Myrtle Beach City Council votes to limit parking along Golden Mile

Myrtle Beach City Council votes to limit parking along Golden Mile

MYRTLE BEACH, SC (WMBF) - After hours of debating, Myrtle Beach City Council members voted to change parking around the Golden Mile.

Council members have been divided on how to handle parking on North Ocean Boulevard since the ordinance's first reading two weeks ago.

Some council members wanted to see a residential parking plan put in place to protect people living in the avenues, while others felt everyone living in the city has a right to park on the city's public streets.

The portions of the ordinance that faced the least amount of contention from council members were: limiting North Ocean Boulevard parking to the east side of the road for people living in the city who have city parking decals; making the street end lots by the beach pay-by-phone parking at double the rate of the Boardwalk area; and allowing anyone with a city decal to park in those lots for free.

Council members went back and forth Tuesday on making the avenues from 31st through 82nd city decal parking only.

Right now, anyone can park on the avenues. However, some people who live there told council members nobody parks in front of their houses right now, so they think limiting parking on Ocean Boulevard and the street ends will push more people with city decals in front of their homes.

Several council members went to the Golden Mile over the weekend to see first-hand how parking is distributed.

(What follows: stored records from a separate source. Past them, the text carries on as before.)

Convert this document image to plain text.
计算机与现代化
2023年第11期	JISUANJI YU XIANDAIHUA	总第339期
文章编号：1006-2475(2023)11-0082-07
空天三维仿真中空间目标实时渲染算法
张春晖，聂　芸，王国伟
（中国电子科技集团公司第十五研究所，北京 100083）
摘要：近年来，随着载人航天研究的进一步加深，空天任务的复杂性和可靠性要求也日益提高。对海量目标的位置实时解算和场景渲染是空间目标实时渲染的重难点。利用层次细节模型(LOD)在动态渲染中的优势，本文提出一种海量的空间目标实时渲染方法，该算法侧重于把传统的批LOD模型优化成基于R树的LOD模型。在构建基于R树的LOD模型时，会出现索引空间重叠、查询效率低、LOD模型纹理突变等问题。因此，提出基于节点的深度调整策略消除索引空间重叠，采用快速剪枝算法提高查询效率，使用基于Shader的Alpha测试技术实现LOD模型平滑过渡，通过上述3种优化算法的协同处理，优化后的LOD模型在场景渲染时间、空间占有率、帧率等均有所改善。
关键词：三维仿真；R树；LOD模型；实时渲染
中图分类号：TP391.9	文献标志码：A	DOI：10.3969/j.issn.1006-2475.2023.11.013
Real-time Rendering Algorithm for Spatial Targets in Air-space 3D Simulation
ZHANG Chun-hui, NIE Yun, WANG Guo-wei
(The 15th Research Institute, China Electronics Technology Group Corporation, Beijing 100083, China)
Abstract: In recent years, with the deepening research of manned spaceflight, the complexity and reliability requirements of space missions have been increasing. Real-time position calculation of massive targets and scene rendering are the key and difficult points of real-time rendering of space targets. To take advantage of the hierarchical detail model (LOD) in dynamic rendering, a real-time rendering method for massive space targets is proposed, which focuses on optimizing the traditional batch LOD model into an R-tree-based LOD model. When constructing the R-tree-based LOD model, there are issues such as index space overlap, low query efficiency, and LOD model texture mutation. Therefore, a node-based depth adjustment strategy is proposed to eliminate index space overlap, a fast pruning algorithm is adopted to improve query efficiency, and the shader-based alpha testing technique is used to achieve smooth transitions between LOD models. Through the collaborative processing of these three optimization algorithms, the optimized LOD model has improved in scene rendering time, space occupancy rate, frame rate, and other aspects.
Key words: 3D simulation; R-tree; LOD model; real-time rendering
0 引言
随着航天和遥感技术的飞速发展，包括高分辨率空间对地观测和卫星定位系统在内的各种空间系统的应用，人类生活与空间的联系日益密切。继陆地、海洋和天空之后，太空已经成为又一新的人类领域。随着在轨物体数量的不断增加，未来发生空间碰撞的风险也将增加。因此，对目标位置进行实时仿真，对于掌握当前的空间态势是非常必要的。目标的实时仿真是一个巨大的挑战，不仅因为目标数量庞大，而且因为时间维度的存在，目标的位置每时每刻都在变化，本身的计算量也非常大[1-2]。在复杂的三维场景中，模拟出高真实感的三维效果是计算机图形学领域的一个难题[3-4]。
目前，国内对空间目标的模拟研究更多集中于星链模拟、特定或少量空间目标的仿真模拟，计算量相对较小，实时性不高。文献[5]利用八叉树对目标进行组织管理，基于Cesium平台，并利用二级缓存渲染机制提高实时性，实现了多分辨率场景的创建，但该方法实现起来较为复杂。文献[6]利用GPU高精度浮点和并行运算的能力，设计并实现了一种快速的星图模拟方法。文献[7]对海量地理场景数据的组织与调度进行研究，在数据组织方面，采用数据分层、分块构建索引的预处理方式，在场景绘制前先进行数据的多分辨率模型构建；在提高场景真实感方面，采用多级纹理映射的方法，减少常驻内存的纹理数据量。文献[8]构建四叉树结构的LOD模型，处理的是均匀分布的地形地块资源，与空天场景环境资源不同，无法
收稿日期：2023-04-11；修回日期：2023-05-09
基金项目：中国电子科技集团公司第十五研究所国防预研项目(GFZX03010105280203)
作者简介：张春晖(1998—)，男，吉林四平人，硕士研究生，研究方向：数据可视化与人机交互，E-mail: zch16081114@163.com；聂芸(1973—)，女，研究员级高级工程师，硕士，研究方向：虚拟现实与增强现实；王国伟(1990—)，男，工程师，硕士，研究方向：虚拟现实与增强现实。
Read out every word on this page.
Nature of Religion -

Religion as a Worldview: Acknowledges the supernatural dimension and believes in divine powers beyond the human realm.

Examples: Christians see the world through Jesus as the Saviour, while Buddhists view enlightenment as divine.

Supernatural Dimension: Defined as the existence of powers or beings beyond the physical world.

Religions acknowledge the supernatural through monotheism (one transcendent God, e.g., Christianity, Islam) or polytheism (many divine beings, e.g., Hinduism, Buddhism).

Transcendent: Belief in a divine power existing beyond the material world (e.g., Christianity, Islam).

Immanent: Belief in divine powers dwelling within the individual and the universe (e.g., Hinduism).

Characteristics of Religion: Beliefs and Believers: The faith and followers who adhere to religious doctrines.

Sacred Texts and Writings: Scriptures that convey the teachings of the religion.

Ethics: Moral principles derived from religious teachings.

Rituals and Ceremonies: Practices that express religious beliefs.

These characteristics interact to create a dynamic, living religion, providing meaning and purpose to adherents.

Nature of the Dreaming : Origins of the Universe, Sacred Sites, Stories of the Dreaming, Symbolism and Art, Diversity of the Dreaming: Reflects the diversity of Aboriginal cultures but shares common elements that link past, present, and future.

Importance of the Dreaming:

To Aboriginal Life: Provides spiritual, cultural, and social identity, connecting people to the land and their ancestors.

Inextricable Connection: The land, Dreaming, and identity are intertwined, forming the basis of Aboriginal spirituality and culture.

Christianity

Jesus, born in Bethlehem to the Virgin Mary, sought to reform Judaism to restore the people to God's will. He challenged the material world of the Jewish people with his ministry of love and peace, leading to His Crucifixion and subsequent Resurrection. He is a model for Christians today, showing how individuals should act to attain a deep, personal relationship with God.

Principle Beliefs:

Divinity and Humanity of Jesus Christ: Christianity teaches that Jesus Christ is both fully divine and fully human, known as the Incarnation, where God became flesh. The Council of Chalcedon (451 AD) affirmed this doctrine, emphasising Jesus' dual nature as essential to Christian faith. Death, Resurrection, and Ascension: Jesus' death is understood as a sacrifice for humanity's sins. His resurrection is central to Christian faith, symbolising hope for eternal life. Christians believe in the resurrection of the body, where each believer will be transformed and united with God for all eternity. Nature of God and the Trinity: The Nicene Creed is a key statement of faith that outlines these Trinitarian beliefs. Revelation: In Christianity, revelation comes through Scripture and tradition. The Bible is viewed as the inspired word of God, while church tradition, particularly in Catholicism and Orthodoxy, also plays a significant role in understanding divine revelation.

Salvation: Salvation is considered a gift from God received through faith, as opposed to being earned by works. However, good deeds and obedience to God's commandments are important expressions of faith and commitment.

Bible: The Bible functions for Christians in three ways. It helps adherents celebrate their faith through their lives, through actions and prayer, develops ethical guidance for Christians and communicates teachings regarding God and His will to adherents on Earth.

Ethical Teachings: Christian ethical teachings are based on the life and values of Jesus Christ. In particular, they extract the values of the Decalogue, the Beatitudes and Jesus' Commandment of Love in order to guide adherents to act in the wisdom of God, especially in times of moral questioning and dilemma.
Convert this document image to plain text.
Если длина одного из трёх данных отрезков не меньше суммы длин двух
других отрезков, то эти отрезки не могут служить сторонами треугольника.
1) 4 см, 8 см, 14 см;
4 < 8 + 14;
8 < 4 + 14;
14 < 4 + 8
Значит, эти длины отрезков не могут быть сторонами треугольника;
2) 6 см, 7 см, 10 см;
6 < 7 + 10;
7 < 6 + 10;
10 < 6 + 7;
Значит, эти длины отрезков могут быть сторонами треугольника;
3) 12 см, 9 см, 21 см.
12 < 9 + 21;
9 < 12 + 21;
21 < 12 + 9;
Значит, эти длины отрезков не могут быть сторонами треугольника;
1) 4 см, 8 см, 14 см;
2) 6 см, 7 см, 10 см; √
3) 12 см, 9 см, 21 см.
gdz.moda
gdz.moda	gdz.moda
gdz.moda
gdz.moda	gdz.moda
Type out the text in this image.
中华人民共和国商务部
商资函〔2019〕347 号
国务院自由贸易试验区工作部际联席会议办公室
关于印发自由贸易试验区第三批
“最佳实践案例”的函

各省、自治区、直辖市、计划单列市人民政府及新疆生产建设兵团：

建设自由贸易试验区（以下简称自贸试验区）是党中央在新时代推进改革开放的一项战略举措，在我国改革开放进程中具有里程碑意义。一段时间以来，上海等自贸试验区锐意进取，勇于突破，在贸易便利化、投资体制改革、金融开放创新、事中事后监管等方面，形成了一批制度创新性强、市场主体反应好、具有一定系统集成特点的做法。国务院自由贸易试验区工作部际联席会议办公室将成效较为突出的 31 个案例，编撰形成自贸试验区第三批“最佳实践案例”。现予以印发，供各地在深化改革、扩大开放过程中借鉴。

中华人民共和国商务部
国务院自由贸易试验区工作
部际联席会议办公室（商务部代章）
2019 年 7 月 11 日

They said they found fewer than 10 percent of cars parked in the area have city decals, so they don't think the regulations will have a spillover effect on the avenues.

Other people living in the Golden Mile told council members public parking in general has created safety issues and they would like to see all parking limited to residents only.

After all of the debating, city council ended up voting 4-3 to go ahead with limiting parking along the avenues to drivers with city decals and putting up signage to regulate that, while allowing individual streets to vote to opt-out of those signs and allow parking to go back to how it has been with no signs and anyone being allowed to park there.

The city will need more than a month to get the signs up and start enforcement.

In a few months, city council members plan to revisit the issue and look more closely at residential parking plans.